Can I train an AI model on anonymised data without Privacy Act obligations? If the data is truly anonymised (permanently irreversibly de-identified), the Privacy Act doesn’t apply to it. But “anonymised” is a high bar. Hashing names or masking obvious identifiers isn’t anonymisation if someone could re-identify individuals by combining the data with other sources. Get a privacy expert to assess if your data is truly anonymised before assuming it’s out of scope.
What happens if an individual asks me for all their personal information used in an AI training dataset? Under APP 12, if you hold personal information about them, they have a right to access it. If they’re asking for data used in a training dataset, you must provide it (redacting others’ data as necessary). Practically, large datasets can make this complicated—work with a privacy lawyer on how to respond proportionately without refusing the request altogether.

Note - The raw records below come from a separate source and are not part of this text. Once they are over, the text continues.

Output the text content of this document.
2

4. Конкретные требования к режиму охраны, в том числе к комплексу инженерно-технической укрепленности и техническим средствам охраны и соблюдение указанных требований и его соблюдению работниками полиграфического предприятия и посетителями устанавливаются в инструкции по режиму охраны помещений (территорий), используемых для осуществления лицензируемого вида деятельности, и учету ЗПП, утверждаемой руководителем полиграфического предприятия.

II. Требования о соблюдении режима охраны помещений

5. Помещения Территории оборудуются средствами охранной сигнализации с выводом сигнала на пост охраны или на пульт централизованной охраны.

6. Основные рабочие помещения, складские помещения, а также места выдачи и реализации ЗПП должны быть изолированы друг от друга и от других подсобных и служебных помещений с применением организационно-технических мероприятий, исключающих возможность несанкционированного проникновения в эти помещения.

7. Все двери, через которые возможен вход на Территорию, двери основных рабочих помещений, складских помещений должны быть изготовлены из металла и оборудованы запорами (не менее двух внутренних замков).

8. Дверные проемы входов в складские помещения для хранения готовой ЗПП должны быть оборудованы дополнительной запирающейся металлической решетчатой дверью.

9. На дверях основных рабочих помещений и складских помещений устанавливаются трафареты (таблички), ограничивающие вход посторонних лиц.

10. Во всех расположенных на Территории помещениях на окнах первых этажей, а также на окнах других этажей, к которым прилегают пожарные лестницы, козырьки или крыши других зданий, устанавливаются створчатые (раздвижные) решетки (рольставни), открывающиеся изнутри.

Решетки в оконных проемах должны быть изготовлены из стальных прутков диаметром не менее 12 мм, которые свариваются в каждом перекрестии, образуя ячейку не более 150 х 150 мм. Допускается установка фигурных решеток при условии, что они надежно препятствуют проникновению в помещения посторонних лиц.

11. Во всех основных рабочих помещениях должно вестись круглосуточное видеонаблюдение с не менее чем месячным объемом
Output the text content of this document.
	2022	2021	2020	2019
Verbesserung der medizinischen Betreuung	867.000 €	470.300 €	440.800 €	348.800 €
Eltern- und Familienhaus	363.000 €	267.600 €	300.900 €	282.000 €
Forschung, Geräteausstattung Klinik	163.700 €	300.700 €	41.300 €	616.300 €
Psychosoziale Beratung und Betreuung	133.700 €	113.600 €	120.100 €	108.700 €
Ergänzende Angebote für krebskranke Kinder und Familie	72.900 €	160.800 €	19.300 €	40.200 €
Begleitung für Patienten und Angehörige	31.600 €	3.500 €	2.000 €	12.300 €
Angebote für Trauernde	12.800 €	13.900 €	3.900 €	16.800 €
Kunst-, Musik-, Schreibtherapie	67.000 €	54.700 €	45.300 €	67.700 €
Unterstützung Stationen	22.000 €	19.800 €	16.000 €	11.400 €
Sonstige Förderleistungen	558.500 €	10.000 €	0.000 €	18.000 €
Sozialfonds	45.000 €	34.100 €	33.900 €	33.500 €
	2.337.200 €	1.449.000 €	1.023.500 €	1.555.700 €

Do I need consent to use AI for hiring decisions? Not explicit consent, but you must notify candidates (APP 5) that AI will be used to assess their application, explain how it works, and ensure the decision-making is fair under discrimination law. You must also offer human review if the candidate asks. The Privacy Act and discrimination law work together here.
Conclusion
The Privacy Act 2024 treats AI as just another information processing technology, but one with multiplied risks. Australian organisations deploying AI systems must audit their data handling against each APP, design data minimisation into training workflows, manage cross-border transfers carefully, and prepare for the December 2026 automated decision-making transparency obligations. Privacy isn’t blocking AI; it’s building AI responsibly.